If you have been following banking, investing, or cryptocurrency over the last ten years, you may be familiar with “blockchain,” the record-keeping technology behind bitcoin. And there’s a good chance that it only makes so much sense. In trying to learn more about blockchain, you've probably encountered a definition like this: “blockchain is a distributed, decentralized, public ledger."
The good news is, blockchain is actually easier to understand than that definition sounds.
What is Blockchain?
If this technology is so complex, why call it “blockchain?” At its most basic level, blockchain is literally just a chain of blocks, but not in the traditional sense of those words. When we say the words “block” and “chain” in this context, we are actually talking about digital information (the “block”) stored in a public database (the “chain”). Blocks store information about transactions like the date, time, and dollar amount of your most recent purchase from any e-tailer site.
For a blockchain to work 4 things are necessary:
- A transaction must occur.
- The transaction must be verified.
- The transaction must be stored in a block.
- The block must be given a hash.
Moving on the leading blockchain cryptocurrency - Ethereum:
Launched in 2015, Ethereum is the world’s leading programmable blockchain.
Like other blockchains, Ethereum has a native cryptocurrency called Ether (ETH). ETH is digital money. If you’ve heard of Bitcoin, ETH has many of the same features.
It is purely digital and can be sent to anyone anywhere in the world instantly. The supply of ETH isn’t controlled by any government or company - it is decentralized, and it is scarce. People all over the world use ETH to make payments, as a store of value, or as collateral.
But unlike other blockchains, Ethereum can do much more. Ethereum is programmable, which means that developers can use it to build new kinds of applications.
These decentralized applications (or “dapps”) gain the benefits of cryptocurrency and blockchain technology. They can be trustworthy, meaning that once they are “uploaded” to Ethereum, they will always run as programmed. They can control digital assets in order to create new kinds of financial applications.
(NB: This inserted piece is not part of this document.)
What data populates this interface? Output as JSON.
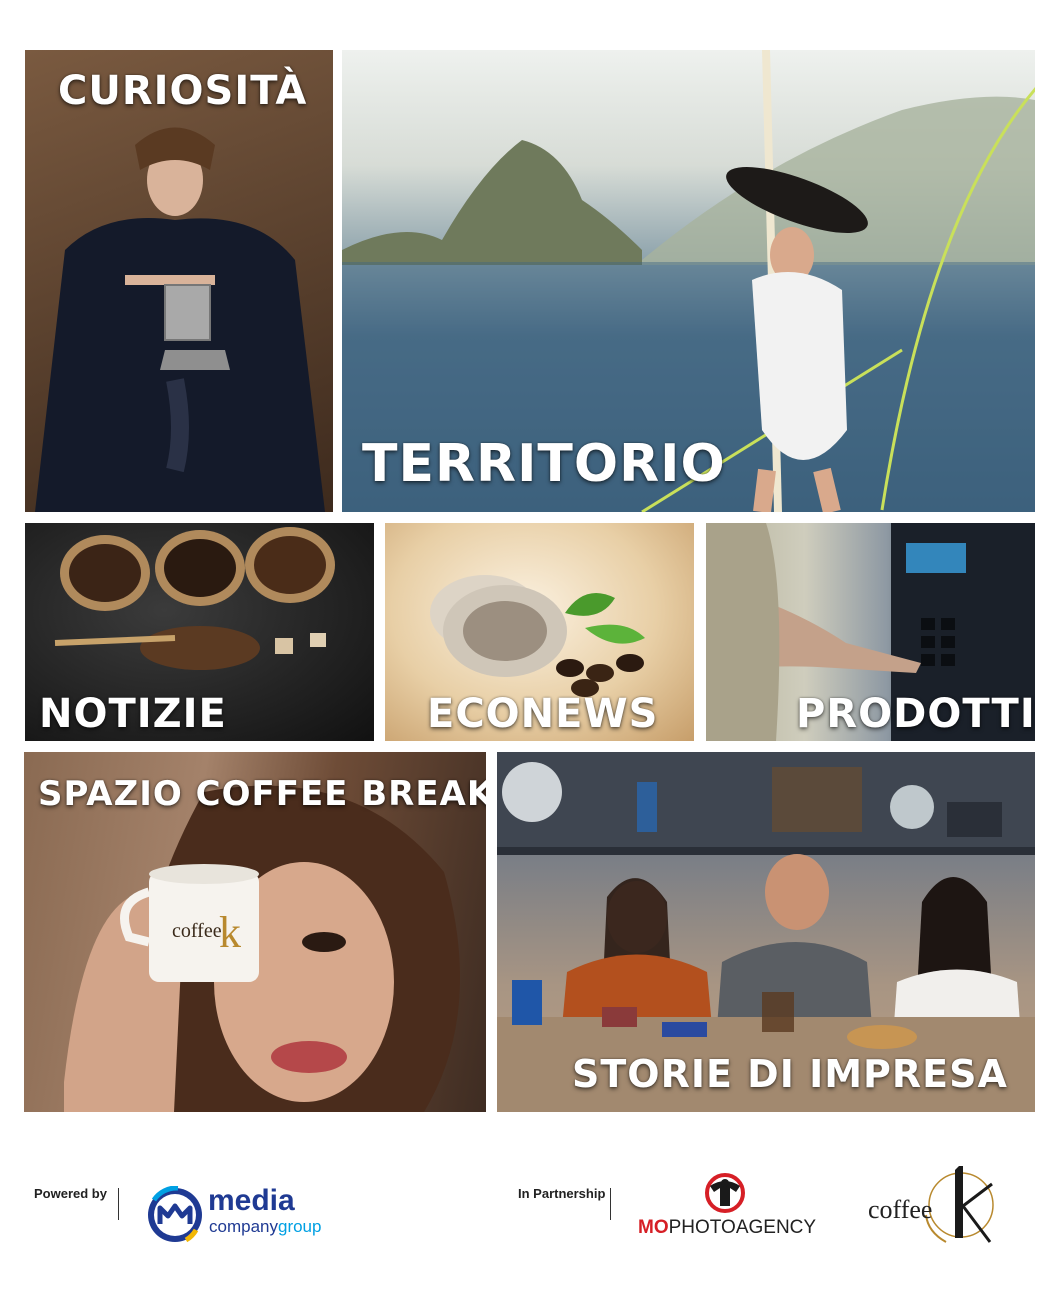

They can be decentralized, meaning that no single entity or person controls them.
Right now, thousands of developers all over the world are building applications on Ethereum, and inventing new kinds of applications, many of which you can use today:
- Cryptocurrency wallets that let you make cheap, instant payments with ETH or other assets
- Financial applications that let you borrow, lend, or invest your digital assets
- Decentralized markets, that let you trade digital assets, or even trade “predictions” about events in the real world
- Games where you own in-game assets, and can even make real money - & much more.
The Ethereum community is the largest and most active blockchain community in the world. It includes core protocol developers, crypto-economic researchers, cypherpunks, mining organizations, ETH holders, app developers, ordinary users, anarchists, fortune 500 companies, and, as of now, you.
There is no company or centralized organization that controls Ethereum.
Ethereum is maintained and improved over time by a diverse global community of contributors who work on everything from the core protocol to consumer applications.